Extreme Value Laws and Point Processes of Rare Events for Chaotic Dynamical Systems
Ana Cristina Moreira Freitas
FEP and CMUP, Universidade do Porto
We consider discrete time dynamical systems and show the linking between Extreme Value Laws and Hitting Time Statistics. The stochastic processes arise from dynamical systems by evaluating an observable function (which achieves a global maximum at a single point of the phase space) along the orbits of the system. We exploit the connection between these two approaches both in the absence and presence of clustering. We associate the existence of an Extremal Index less than 1 to the occurrence of periodic phenomena. We show that, under certain conditions, in the absence of clustering, the point processes of exceedances converge to a standard Poisson process. In the presence of clustering, the point processes converge to a compound Poisson process, so instead of single exceedances, we have entire clusters of exceedances occurring at Poisson times with a geometric distribution ruling its multiplicity.

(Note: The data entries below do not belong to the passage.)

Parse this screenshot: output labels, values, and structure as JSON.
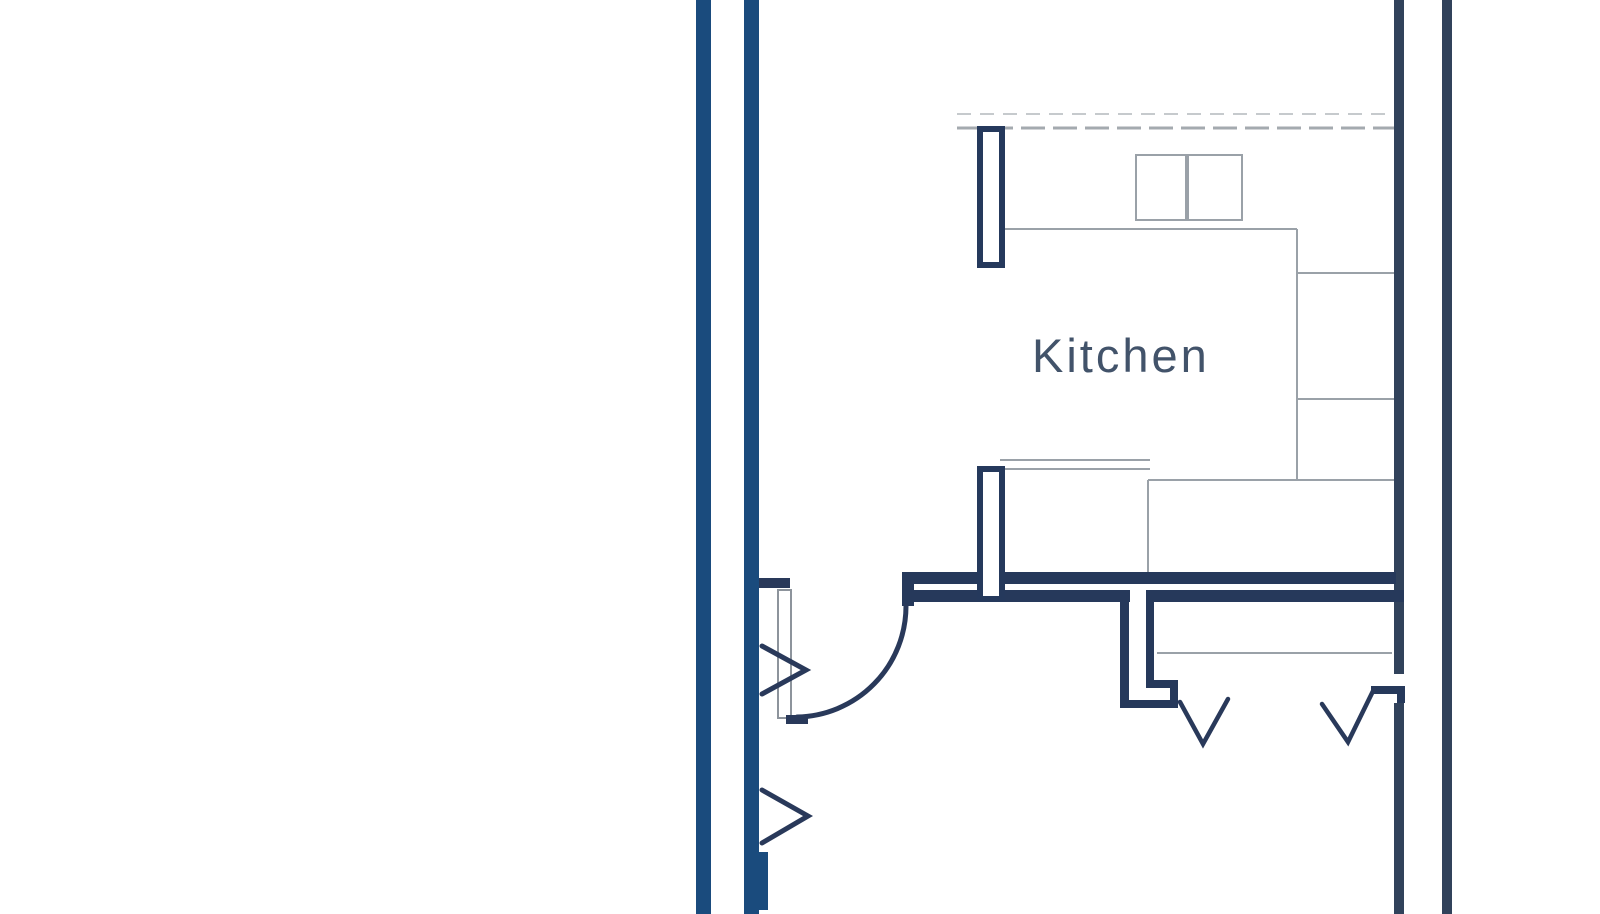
{
  "floorplan": {
    "room_label": "Kitchen",
    "colors": {
      "background": "#ffffff",
      "exterior_wall_blue": "#1a4b7d",
      "interior_wall_navy": "#26395b",
      "right_wall_slate": "#31425b",
      "door_symbol_navy": "#29395a",
      "fixture_line_gray": "#9aa1a8",
      "dashed_line_gray": "#a4aaaf",
      "label_text": "#42536a"
    },
    "rooms": [
      {
        "label": "Kitchen"
      }
    ],
    "fixtures": [
      {
        "name": "double-sink"
      },
      {
        "name": "counter-run-top"
      },
      {
        "name": "appliance-column-right"
      },
      {
        "name": "peninsula-counter"
      },
      {
        "name": "wall-pillar-top"
      },
      {
        "name": "wall-pillar-bottom"
      },
      {
        "name": "closet-rail-line"
      },
      {
        "name": "dashed-overhead-line"
      }
    ],
    "doors": [
      {
        "name": "entry-door-swing-arc"
      },
      {
        "name": "left-wall-door-chevron-upper"
      },
      {
        "name": "left-wall-door-chevron-lower"
      },
      {
        "name": "lower-room-door-chevron-left"
      },
      {
        "name": "lower-room-door-chevron-right"
      }
    ]
  }
}
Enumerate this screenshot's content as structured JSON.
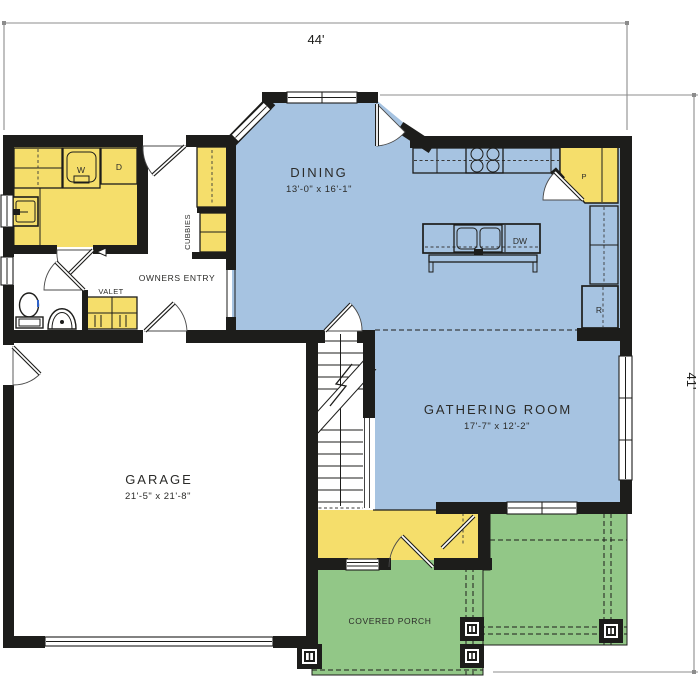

We will also consider observables achieving a global maximum at multiple points which are correlated by belonging to the same orbit of a certain chosen point. We will see that this is a mechanism capable of creating clustering without an underlying periodic phenomenon and with different types of patterns.
Complete Convergence of Rare Events Point Processes and Records with Clustering
Jorge Milhazes de Freitas
FCUP and CMUP, Universidade do Porto
We consider time series corresponding to the evaluation of given potential along the orbits of systems with `nice' first return induced maps. Nice, here, means good memory loss properties. We are particularly interested in events corresponding to exceedances of high thresholds, i.e. instants at which the potential reaches abnormally high values, and, more specifically, when these exceedances have a tendency to appear in clusters. This clustering effect is known to be related to some form of underlying periodicity and we study its effects in the convergence of conveniently normalised point processes that count the number of exceedances in a certain time frame. We consider bidimensional point processes marking the exceedance instants in the x-axis and their severity in the y-axis. The convergence of these bidimensional processes is then used to obtain information about records.